The S&P 500 (SPY) and Nasdaq 100 (QQQ) posted strong returns across all three time frames and enters the second half up more than 15% on the year.  Large-cap growth (IVW) was up the most of any ETF in the entire matrix in the first half with a gain of 23.45%.  While large-cap growth surged, large-cap value (IVE) was only up 5.6% in the first half, and small-caps (IJR, IWM) were actually flat or down.  The small-cap value ETF (IJS) finished June down 4.8% YTD.

Looking at sectors, ten of eleven posted gains in the first half, with Real Estate (XLRE) the only sector ending lower.  Outside of the US, things weren’t nearly as positive.  Brazil (EWZ), France (EWQ), Hong Kong (EWH), and Mexico (EWW) are down year-to-date, while India (INDA) was the top performing country ETF in our matrix at +14.3%.  That wasn’t enough to beat the US, though.

Commodity ETFs were somewhat scattered in Q2 and June, but aside from natural gas (UNG), the rest of the space posted double-digit gains in the first half.

Finally, while Treasury ETFs saw an upside move in June, they still ended the first half mostly in the red with the exception of super-short-term durations.

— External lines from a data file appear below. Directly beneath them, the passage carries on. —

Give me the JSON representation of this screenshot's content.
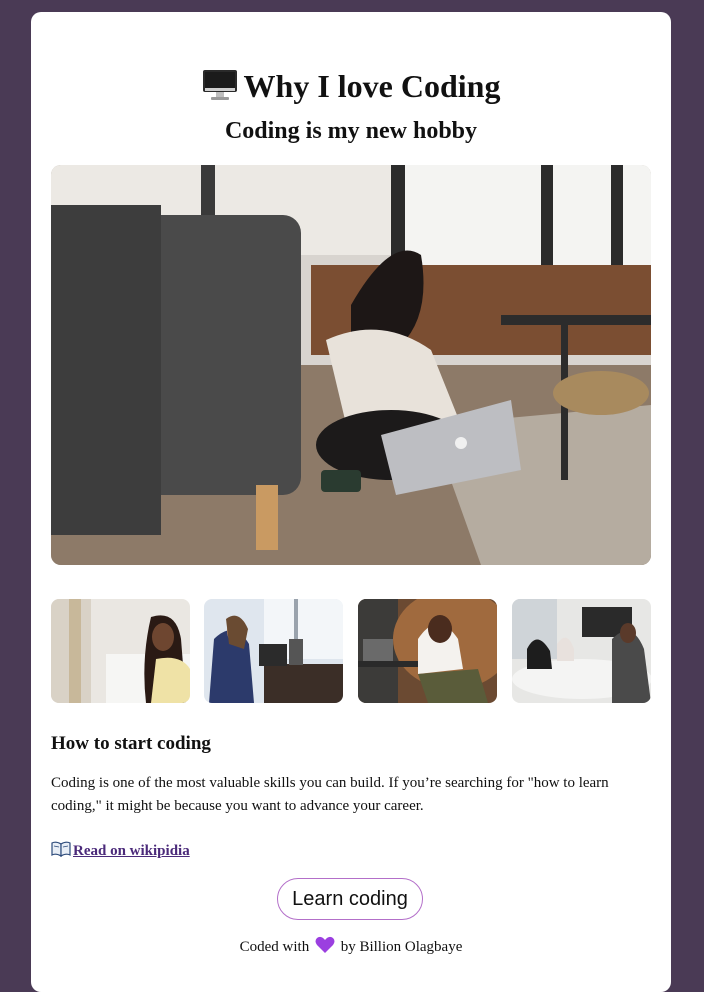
{
  "header": {
    "title": "Why I love Coding",
    "title_icon": "desktop-computer-icon",
    "subtitle": "Coding is my new hobby"
  },
  "images": {
    "hero": "woman-writing-notes-with-laptop-photo",
    "thumbnails": [
      "woman-at-desk-photo",
      "nurse-at-computer-photo",
      "woman-at-table-photo",
      "meeting-room-photo"
    ]
  },
  "section": {
    "heading": "How to start coding",
    "paragraph": "Coding is one of the most valuable skills you can build. If you’re searching for \"how to learn coding,\" it might be because you want to advance your career.",
    "link_icon": "open-book-icon",
    "link_text": "Read on wikipidia"
  },
  "cta": {
    "label": "Learn coding"
  },
  "footer": {
    "prefix": "Coded with",
    "icon": "purple-heart-icon",
    "suffix": "by Billion Olagbaye"
  },
  "colors": {
    "page_background": "#4a3a55",
    "card_background": "#ffffff",
    "link": "#4b2a7a",
    "button_border": "#b36fc9",
    "heart": "#9b3fe0"
  }
}
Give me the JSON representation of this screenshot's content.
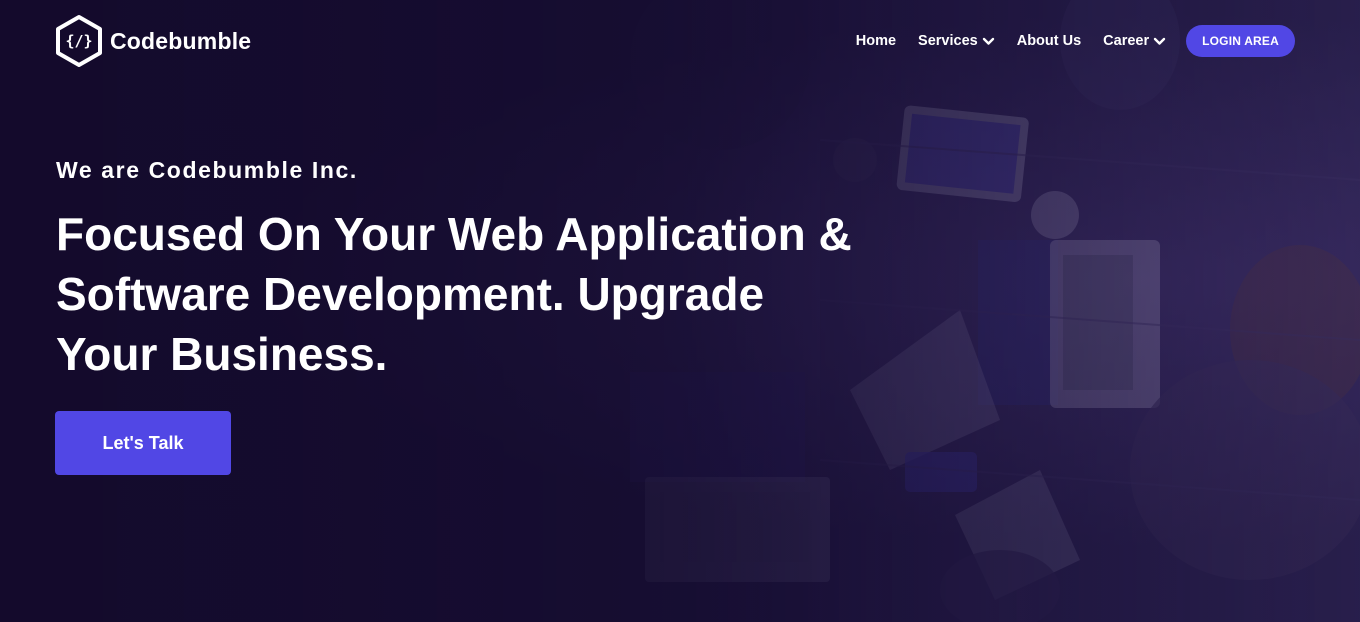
{
  "brand": {
    "name": "Codebumble",
    "logo_icon": "code-hexagon-icon",
    "colors": {
      "background": "#150d2e",
      "accent": "#5147e5",
      "text": "#ffffff"
    }
  },
  "nav": {
    "items": [
      {
        "label": "Home",
        "has_dropdown": false
      },
      {
        "label": "Services",
        "has_dropdown": true
      },
      {
        "label": "About Us",
        "has_dropdown": false
      },
      {
        "label": "Career",
        "has_dropdown": true
      }
    ],
    "login_label": "LOGIN AREA"
  },
  "hero": {
    "eyebrow": "We are Codebumble Inc.",
    "headline_lines": [
      "Focused On Your Web Application &",
      "Software Development. Upgrade",
      "Your Business."
    ],
    "cta_label": "Let's Talk"
  }
}
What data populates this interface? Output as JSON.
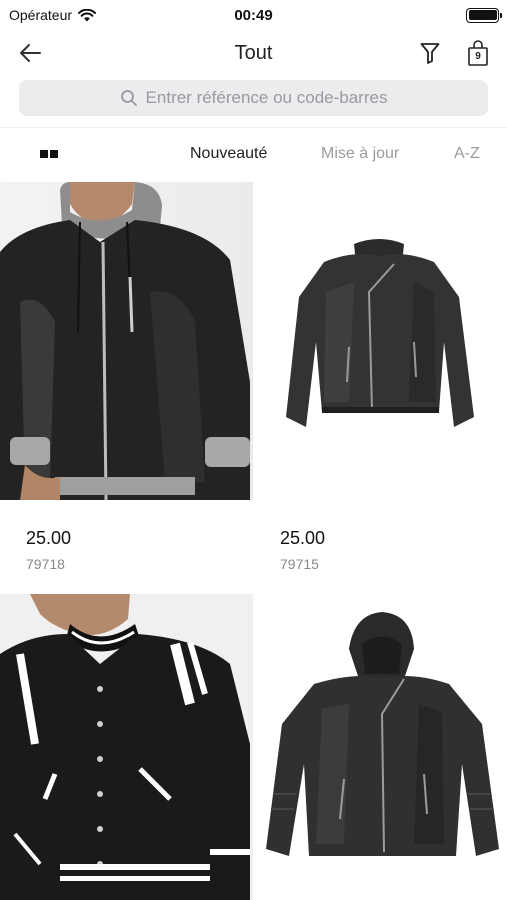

Below is a look at the 30 best performing Russell 1,000 stocks in the first half of 2024.  As shown, NVIDIA (NVDA) tops the list with a 149.5% gain.  Three other stocks were up more than 100% in the first half: Vistra (VST), Cava (CAVA), and AppLovin (APP).  Other notables on the list of big first-half winners include Robinhood (HOOD), Spotify (SPOT), Wingstop (WING), General Electric (GE), Eli Lilly (LLY), Micron (MU), Crowdstrike (CRWD), Interactive Brokers (IBKR), Palantir (PLTR), and Dick’s Sporting Goods (DKS).

Let’s see how this list of names does for the remainder of the year…we’ll check back in at year end to see how they performed.